January 2, 2013 —
WASHINGTON, DC — Leaders in the Senate and House Agriculture committees on the last day of 2012 announced that they had reached a deal to extend the 2008 Farm Bill for a year. The agreement had not yet been voted by the full House and Senate, but they were expected to pass it.
Failure to pass it would mean that the formula used to price milk would revert to one that is decades old, and milk prices would skyrocket in the region and across the country.
Pennsylvania Senator Bob Casey held a conference call with reporters on the issue on December 28, and said if the 2008 Farm Bill were allowed to expire with nothing to replace it, the result would be that consumers would end up paying “between $6 and $8 for a gallon of milk.”

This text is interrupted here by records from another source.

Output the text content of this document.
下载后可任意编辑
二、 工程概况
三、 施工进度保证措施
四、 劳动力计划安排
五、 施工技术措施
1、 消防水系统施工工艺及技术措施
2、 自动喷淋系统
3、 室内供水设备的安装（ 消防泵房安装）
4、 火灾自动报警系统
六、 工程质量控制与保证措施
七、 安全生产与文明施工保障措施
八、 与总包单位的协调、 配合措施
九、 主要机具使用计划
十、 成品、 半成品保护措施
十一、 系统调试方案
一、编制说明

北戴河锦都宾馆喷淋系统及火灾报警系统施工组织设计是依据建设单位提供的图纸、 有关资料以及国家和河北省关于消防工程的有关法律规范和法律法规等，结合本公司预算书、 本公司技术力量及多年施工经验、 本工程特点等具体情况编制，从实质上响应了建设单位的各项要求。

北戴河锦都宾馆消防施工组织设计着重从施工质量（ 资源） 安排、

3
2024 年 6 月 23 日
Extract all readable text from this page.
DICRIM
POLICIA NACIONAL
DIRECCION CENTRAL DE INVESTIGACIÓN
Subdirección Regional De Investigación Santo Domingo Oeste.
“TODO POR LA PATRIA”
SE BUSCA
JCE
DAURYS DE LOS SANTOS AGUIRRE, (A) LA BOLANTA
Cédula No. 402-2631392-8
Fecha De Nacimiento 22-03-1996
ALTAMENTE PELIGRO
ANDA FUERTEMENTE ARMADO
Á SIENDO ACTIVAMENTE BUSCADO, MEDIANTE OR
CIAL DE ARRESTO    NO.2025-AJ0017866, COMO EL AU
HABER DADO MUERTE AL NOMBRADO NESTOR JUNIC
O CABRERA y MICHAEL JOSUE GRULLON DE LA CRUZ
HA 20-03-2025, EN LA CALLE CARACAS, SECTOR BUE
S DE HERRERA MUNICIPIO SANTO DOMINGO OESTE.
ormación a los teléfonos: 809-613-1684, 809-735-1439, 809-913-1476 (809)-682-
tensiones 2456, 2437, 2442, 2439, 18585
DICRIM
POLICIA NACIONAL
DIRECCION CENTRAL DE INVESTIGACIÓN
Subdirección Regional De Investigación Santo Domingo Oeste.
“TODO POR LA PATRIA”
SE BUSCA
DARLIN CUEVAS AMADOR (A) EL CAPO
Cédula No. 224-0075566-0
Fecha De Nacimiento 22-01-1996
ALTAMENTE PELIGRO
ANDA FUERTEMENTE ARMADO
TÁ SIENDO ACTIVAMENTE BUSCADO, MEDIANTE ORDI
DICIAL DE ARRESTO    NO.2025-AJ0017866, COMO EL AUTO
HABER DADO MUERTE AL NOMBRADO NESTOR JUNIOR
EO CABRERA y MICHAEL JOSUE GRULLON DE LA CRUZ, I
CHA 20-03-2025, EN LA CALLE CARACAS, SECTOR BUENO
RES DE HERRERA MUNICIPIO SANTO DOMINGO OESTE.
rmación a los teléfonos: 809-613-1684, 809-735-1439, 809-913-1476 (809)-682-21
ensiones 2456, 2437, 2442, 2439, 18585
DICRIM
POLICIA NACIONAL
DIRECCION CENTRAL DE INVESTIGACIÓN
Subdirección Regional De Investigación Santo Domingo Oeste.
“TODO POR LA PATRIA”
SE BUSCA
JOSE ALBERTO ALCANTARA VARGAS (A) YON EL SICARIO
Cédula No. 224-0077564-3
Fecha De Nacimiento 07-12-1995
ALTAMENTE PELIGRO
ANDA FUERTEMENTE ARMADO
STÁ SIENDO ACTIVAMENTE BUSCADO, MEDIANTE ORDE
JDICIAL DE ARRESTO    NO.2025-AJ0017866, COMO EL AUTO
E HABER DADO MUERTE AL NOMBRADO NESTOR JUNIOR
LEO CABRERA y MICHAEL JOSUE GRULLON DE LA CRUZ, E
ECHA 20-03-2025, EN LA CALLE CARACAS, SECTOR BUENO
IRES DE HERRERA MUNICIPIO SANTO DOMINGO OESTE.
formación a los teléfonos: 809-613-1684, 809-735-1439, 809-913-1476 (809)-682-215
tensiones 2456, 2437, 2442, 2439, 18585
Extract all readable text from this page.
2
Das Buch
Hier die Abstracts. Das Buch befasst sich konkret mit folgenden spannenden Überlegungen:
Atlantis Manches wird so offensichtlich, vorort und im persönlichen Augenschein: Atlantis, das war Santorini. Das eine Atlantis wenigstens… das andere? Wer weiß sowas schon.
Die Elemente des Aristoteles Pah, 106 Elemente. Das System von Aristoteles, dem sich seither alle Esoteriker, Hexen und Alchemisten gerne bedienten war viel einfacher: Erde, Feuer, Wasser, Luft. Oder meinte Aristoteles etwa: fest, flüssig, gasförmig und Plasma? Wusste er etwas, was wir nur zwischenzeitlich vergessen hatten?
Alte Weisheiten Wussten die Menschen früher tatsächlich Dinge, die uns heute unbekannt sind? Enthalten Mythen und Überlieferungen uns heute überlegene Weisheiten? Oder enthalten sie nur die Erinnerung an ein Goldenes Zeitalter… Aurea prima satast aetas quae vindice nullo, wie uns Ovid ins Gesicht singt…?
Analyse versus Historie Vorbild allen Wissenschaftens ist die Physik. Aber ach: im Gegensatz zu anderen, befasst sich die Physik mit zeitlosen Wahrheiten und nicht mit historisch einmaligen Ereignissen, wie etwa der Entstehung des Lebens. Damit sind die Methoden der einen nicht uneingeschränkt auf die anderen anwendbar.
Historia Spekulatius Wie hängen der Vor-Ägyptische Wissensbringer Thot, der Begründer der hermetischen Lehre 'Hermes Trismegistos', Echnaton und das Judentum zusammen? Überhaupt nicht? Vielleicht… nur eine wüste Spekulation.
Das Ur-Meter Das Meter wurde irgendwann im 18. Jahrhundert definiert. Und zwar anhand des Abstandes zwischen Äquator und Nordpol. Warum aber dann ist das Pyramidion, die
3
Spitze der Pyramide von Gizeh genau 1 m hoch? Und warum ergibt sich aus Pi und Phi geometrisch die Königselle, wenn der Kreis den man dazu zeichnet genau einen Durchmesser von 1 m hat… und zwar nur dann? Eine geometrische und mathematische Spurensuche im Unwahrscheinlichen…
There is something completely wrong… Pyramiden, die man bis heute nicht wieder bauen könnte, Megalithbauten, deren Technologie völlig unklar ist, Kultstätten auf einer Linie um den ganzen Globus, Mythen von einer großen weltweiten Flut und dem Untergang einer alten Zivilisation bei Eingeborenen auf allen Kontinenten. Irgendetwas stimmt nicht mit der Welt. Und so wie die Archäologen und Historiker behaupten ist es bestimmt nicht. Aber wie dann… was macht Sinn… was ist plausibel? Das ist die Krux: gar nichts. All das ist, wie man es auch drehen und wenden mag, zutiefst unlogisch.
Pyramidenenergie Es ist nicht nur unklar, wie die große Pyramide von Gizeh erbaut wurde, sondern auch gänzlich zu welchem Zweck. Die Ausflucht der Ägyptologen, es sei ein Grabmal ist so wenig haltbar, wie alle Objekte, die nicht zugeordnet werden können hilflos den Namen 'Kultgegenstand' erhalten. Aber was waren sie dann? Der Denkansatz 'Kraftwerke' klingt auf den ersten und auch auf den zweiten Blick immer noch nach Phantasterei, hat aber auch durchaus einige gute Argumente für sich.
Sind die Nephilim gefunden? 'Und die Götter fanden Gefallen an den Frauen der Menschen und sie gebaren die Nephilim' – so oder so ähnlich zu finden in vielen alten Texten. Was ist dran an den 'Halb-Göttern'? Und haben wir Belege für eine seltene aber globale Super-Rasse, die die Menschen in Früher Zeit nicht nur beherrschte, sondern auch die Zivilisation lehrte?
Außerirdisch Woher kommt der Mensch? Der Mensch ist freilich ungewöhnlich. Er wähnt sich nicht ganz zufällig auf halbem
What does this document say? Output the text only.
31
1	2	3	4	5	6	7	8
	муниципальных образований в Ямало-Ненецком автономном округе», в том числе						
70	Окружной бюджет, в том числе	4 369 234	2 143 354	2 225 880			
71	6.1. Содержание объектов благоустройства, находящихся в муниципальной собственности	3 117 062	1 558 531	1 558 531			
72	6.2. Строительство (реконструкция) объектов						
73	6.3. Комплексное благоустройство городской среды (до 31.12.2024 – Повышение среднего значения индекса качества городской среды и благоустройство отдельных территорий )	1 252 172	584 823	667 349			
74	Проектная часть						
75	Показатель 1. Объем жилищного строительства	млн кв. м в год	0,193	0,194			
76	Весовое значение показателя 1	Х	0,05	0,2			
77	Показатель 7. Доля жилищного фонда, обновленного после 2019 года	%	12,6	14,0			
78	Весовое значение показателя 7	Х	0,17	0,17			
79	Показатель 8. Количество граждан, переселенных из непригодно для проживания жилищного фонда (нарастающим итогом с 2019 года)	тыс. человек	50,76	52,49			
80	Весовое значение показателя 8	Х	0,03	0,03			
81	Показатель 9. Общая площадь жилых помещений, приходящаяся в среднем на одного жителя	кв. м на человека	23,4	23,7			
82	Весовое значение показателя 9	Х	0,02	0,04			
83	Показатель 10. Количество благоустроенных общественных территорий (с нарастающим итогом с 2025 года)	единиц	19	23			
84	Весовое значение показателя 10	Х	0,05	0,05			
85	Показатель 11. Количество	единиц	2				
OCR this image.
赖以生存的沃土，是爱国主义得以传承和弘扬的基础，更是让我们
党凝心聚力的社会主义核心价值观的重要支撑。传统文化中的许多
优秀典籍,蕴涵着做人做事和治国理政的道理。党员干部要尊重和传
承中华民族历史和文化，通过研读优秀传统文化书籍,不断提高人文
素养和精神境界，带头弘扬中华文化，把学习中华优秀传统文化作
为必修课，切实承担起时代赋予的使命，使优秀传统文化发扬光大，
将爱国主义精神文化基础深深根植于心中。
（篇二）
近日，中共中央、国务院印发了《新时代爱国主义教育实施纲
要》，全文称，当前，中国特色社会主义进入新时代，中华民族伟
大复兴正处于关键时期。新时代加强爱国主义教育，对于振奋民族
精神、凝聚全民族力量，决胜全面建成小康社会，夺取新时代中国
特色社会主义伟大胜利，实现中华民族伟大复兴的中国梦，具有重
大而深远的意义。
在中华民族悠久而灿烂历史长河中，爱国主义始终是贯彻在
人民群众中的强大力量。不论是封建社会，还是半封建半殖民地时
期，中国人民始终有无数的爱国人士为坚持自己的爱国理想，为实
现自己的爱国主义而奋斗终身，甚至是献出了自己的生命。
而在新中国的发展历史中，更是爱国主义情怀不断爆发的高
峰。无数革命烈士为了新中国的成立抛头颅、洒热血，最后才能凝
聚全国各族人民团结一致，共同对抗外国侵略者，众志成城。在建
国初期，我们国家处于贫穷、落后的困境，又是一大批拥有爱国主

Casey said the increased price would be in addition to the increased taxes that would impact families because of Congress going over the so-called “fiscal cliff.”
Democrats and Republicans have differed over cuts to the Supplemental Nutritional Assistance Program (SNAP), which was formerly known as the food stamp program, which consumes the largest share of the Farm Bill budget.
As for the fiscal cliff itself, on December 31, Republicans and Democrats reportedly reached a deal whereby taxes would go up for individuals earning more than $400,000 per year, and families earning more than $450,000 per year.
President Barack Obama wanted taxes to rise on families making more than $250,000 but analysts say both sides compromised.